Aber damit begannen auch die Probleme. Wir leben jetzt in einer Zeit, in der aus jeder Mücke ein unendliches Drama gemacht wird. Und so wurden auch schon vor dem Ampelaus Stimmen laut, die ihm vorwerfen, zunächst die Reichweite des Ministeriums zur persönlichen Profilierung zu nutzen und nach dem Ampelaus als Wahlkampfinstrument.

Auch um diese Stimmen verstummen zu lassen, wurde wohl der Account reaktiviert. Und nun ist er wieder aktiv auf einer Plattform, die sich in den 5 Jahren deutlich gewandelt hat. Das hat viel mit dem neuen Besitzer Elon Musk zu tun, der Twitter vor 2 Jahren kaufte und nach seinen Vorstellungen umbaute. Massenentlassungen, Bezahloptionen und radikale Free Speech Anpassungen folgten. Begnadigungen von Accounts, die sonst überall gesperrt waren inklusive. Und obwohl sich in den letzten Jahren viele prominente Gesichter von Twitter, das Elon Musk gerne X nennt, verabschiedet haben, so ist ein Großteil der Benutzerbasis da geblieben. Zu stark offensichtlich die gebildeten Netzwerke, die langen Bekanntschaften. Und wer nicht blieb, versuchte eine der zahlreichen Alternativen wie Mastodon, Bluesky und Threads, kehrte aber nach kurzer Zeit oftmals wieder zurück.

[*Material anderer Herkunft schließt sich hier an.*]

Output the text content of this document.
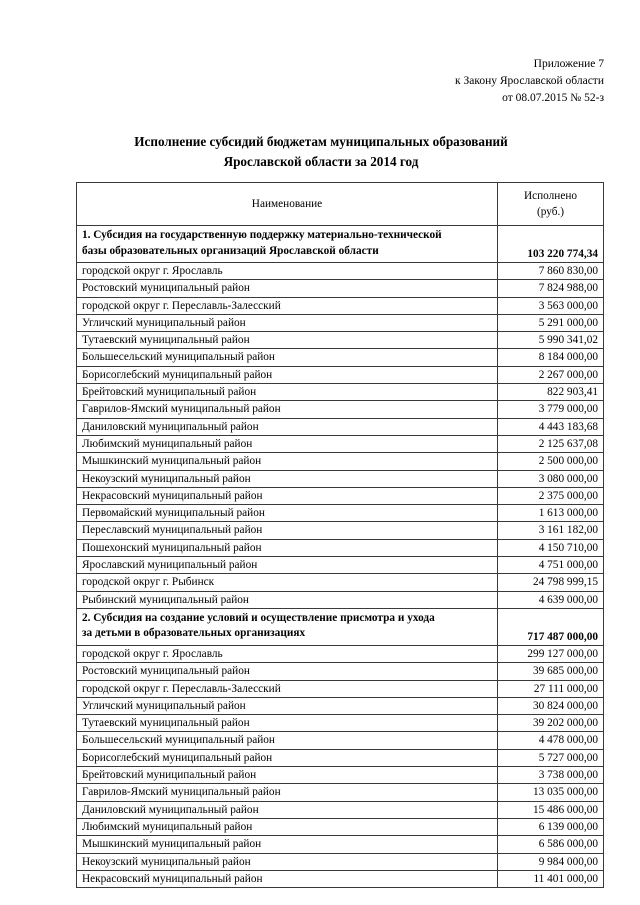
Приложение 7
к Закону Ярославской области
от 08.07.2015 № 52-з
Исполнение субсидий бюджетам муниципальных образований
Ярославской области за 2014 год
Наименование	Исполнено
(руб.)

1. Субсидия на государственную поддержку материально-технической
базы образовательных организаций Ярославской области	103 220 774,34
городской округ г. Ярославль	7 860 830,00
Ростовский муниципальный район	7 824 988,00
городской округ г. Переславль-Залесский	3 563 000,00
Угличский муниципальный район	5 291 000,00
Тутаевский муниципальный район	5 990 341,02
Большесельский муниципальный район	8 184 000,00
Борисоглебский муниципальный район	2 267 000,00
Брейтовский муниципальный район	822 903,41
Гаврилов-Ямский муниципальный район	3 779 000,00
Даниловский муниципальный район	4 443 183,68
Любимский муниципальный район	2 125 637,08
Мышкинский муниципальный район	2 500 000,00
Некоузский муниципальный район	3 080 000,00
Некрасовский муниципальный район	2 375 000,00
Первомайский муниципальный район	1 613 000,00
Переславский муниципальный район	3 161 182,00
Пошехонский муниципальный район	4 150 710,00
Ярославский муниципальный район	4 751 000,00
городской округ г. Рыбинск	24 798 999,15
Рыбинский муниципальный район	4 639 000,00

2. Субсидия на создание условий и осуществление присмотра и ухода
за детьми в образовательных организациях	717 487 000,00
городской округ г. Ярославль	299 127 000,00
Ростовский муниципальный район	39 685 000,00
городской округ г. Переславль-Залесский	27 111 000,00
Угличский муниципальный район	30 824 000,00
Тутаевский муниципальный район	39 202 000,00
Большесельский муниципальный район	4 478 000,00
Борисоглебский муниципальный район	5 727 000,00
Брейтовский муниципальный район	3 738 000,00
Гаврилов-Ямский муниципальный район	13 035 000,00
Даниловский муниципальный район	15 486 000,00
Любимский муниципальный район	6 139 000,00
Мышкинский муниципальный район	6 586 000,00
Некоузский муниципальный район	9 984 000,00
Некрасовский муниципальный район	11 401 000,00
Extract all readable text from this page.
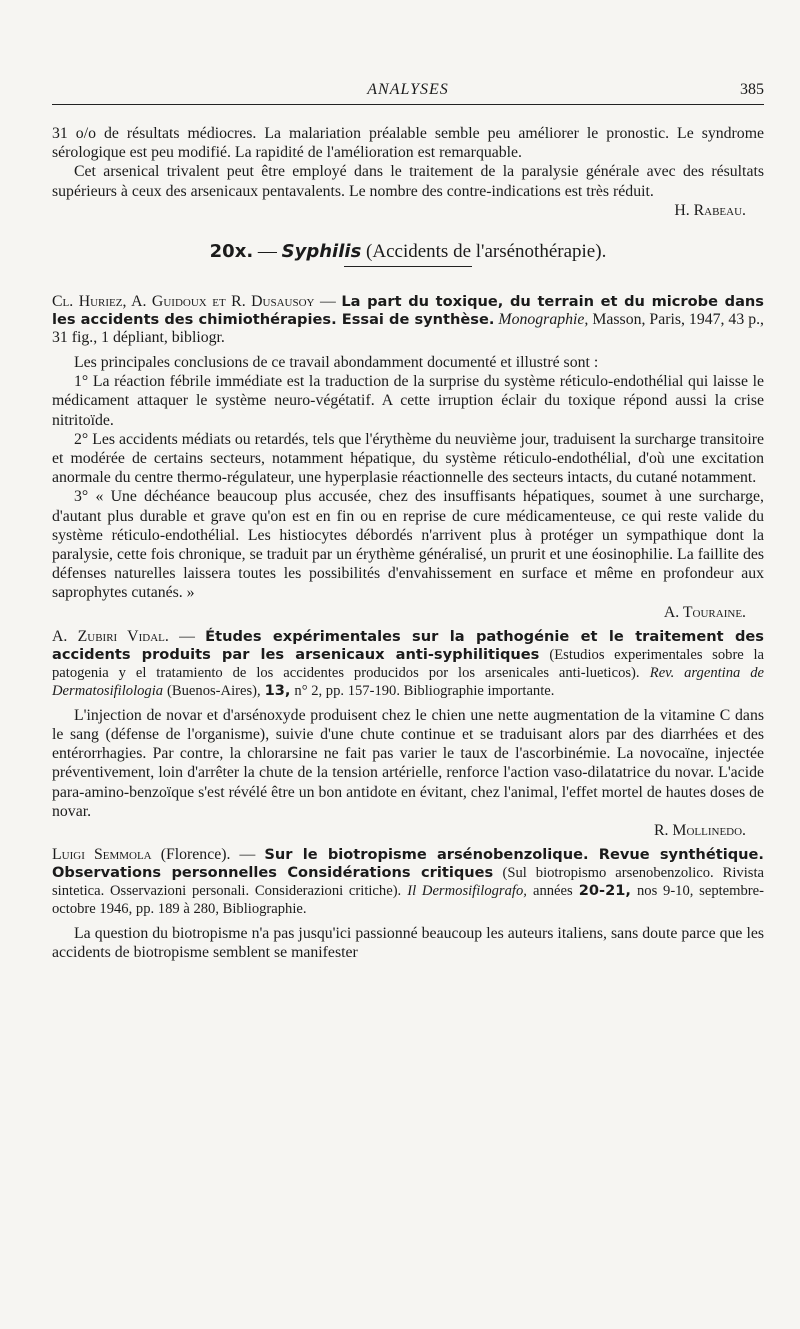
ANALYSES	385

31 o/o de résultats médiocres. La malariation préalable semble peu améliorer le pronostic. Le syndrome sérologique est peu modifié. La rapidité de l'amélioration est remarquable.

Cet arsenical trivalent peut être employé dans le traitement de la paralysie générale avec des résultats supérieurs à ceux des arsenicaux pentavalents. Le nombre des contre-indications est très réduit.

H. Rabeau.

20x. — Syphilis (Accidents de l'arsénothérapie).

Cl. Huriez, A. Guidoux et R. Dusausoy — La part du toxique, du terrain et du microbe dans les accidents des chimiothérapies. Essai de synthèse. Monographie, Masson, Paris, 1947, 43 p., 31 fig., 1 dépliant, bibliogr.

Les principales conclusions de ce travail abondamment documenté et illustré sont :

1° La réaction fébrile immédiate est la traduction de la surprise du système réticulo-endothélial qui laisse le médicament attaquer le système neuro-végétatif. A cette irruption éclair du toxique répond aussi la crise nitritoïde.

2° Les accidents médiats ou retardés, tels que l'érythème du neuvième jour, traduisent la surcharge transitoire et modérée de certains secteurs, notamment hépatique, du système réticulo-endothélial, d'où une excitation anormale du centre thermo-régulateur, une hyperplasie réactionnelle des secteurs intacts, du cutané notamment.

3° « Une déchéance beaucoup plus accusée, chez des insuffisants hépatiques, soumet à une surcharge, d'autant plus durable et grave qu'on est en fin ou en reprise de cure médicamenteuse, ce qui reste valide du système réticulo-endothélial. Les histiocytes débordés n'arrivent plus à protéger un sympathique dont la paralysie, cette fois chronique, se traduit par un érythème généralisé, un prurit et une éosinophilie. La faillite des défenses naturelles laissera toutes les possibilités d'envahissement en surface et même en profondeur aux saprophytes cutanés. »

A. Touraine.

A. Zubiri Vidal. — Études expérimentales sur la pathogénie et le traitement des accidents produits par les arsenicaux anti-syphilitiques (Estudios experimentales sobre la patogenia y el tratamiento de los accidentes producidos por los arsenicales anti-lueticos). Rev. argentina de Dermatosifilologia (Buenos-Aires), 13, n° 2, pp. 157-190. Bibliographie importante.

L'injection de novar et d'arsénoxyde produisent chez le chien une nette augmentation de la vitamine C dans le sang (défense de l'organisme), suivie d'une chute continue et se traduisant alors par des diarrhées et des entérorrhagies. Par contre, la chlorarsine ne fait pas varier le taux de l'ascorbinémie. La novocaïne, injectée préventivement, loin d'arrêter la chute de la tension artérielle, renforce l'action vaso-dilatatrice du novar. L'acide para-amino-benzoïque s'est révélé être un bon antidote en évitant, chez l'animal, l'effet mortel de hautes doses de novar.

R. Mollinedo.

Luigi Semmola (Florence). — Sur le biotropisme arsénobenzolique. Revue synthétique. Observations personnelles Considérations critiques (Sul biotropismo arsenobenzolico. Rivista sintetica. Osservazioni personali. Considerazioni critiche). Il Dermosifilografo, années 20-21, nos 9-10, septembre-octobre 1946, pp. 189 à 280, Bibliographie.

La question du biotropisme n'a pas jusqu'ici passionné beaucoup les auteurs italiens, sans doute parce que les accidents de biotropisme semblent se manifester
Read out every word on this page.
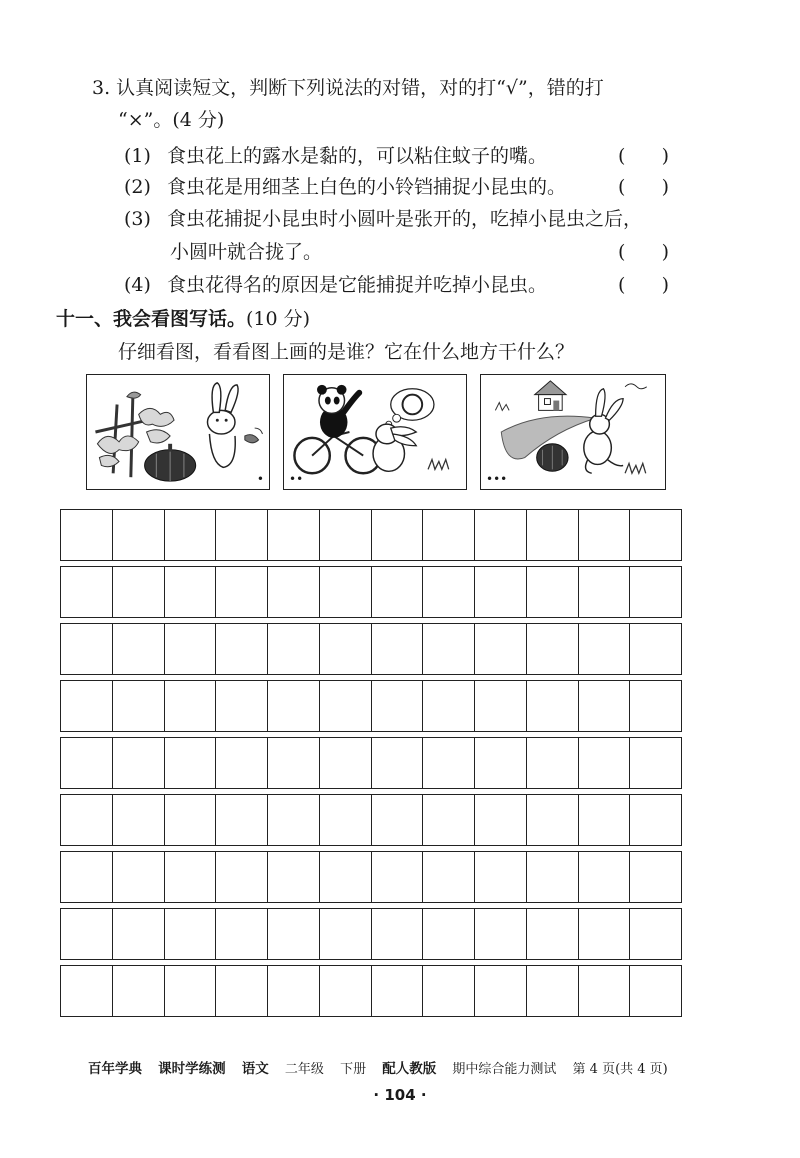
3. 认真阅读短文，判断下列说法的对错，对的打“√”，错的打
“×”。(4 分)
(1) 食虫花上的露水是黏的，可以粘住蚊子的嘴。	(      )
(2) 食虫花是用细茎上白色的小铃铛捕捉小昆虫的。	(      )
(3) 食虫花捕捉小昆虫时小圆叶是张开的，吃掉小昆虫之后，
小圆叶就合拢了。	(      )
(4) 食虫花得名的原因是它能捕捉并吃掉小昆虫。	(      )
十一、我会看图写话。(10 分)
仔细看图，看看图上画的是谁？它在什么地方干什么？
• ••	•••
百年学典 课时学练测 语文 二年级 下册 配人教版 期中综合能力测试 第 4 页(共 4 页)
· 104 ·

Auch weil man die Leute dort abholen muss, wo sie eben sind. Während die jüngeren Jahrgänge auf TikTok herumlungern, auch eine Plattform mit Zahlreichen Problemen, so ist die Benutzerbasis auf Twitter und Instagramm dennoch enorm.

Und die Benutzerbasis braucht es auch. Fünf Landtagswahlen endeten tragisch. Drei mal aus der Regierung und zweimal sogar aus dem Landtag raus. Zudem ist die EU-Wahl mit der Halbierung des Vorergebnisses auch traumatsch verlaufen. Hybrider Wahlkampf heißt das Credo, auf allen Plattformen vertreten sein.

Der Küchentisch

Die Strategie heißt also präsent sein. Mit dem, was Habeck am besten kann. Das Küchentischvideo erinnert von der Dramaturgie dem Solingen-Video. Endet aber mit einem Aufruf, auch Küchentisch- Videos zu machen. Call-to-Action nennen das wohl die Social Media Berater. Die Strategie ging auf. Durch Zahlreiche Reaktionen wurde das Video schnell zum Hit auf der Plattform und es kam wohl keiner, der sich für Grüne Politik interessiert.

Zudem kam es fast zeitgleich zur Wahl von Trump und der von mir schon beschriebenen Coping-Strategie des Parteieintrittes.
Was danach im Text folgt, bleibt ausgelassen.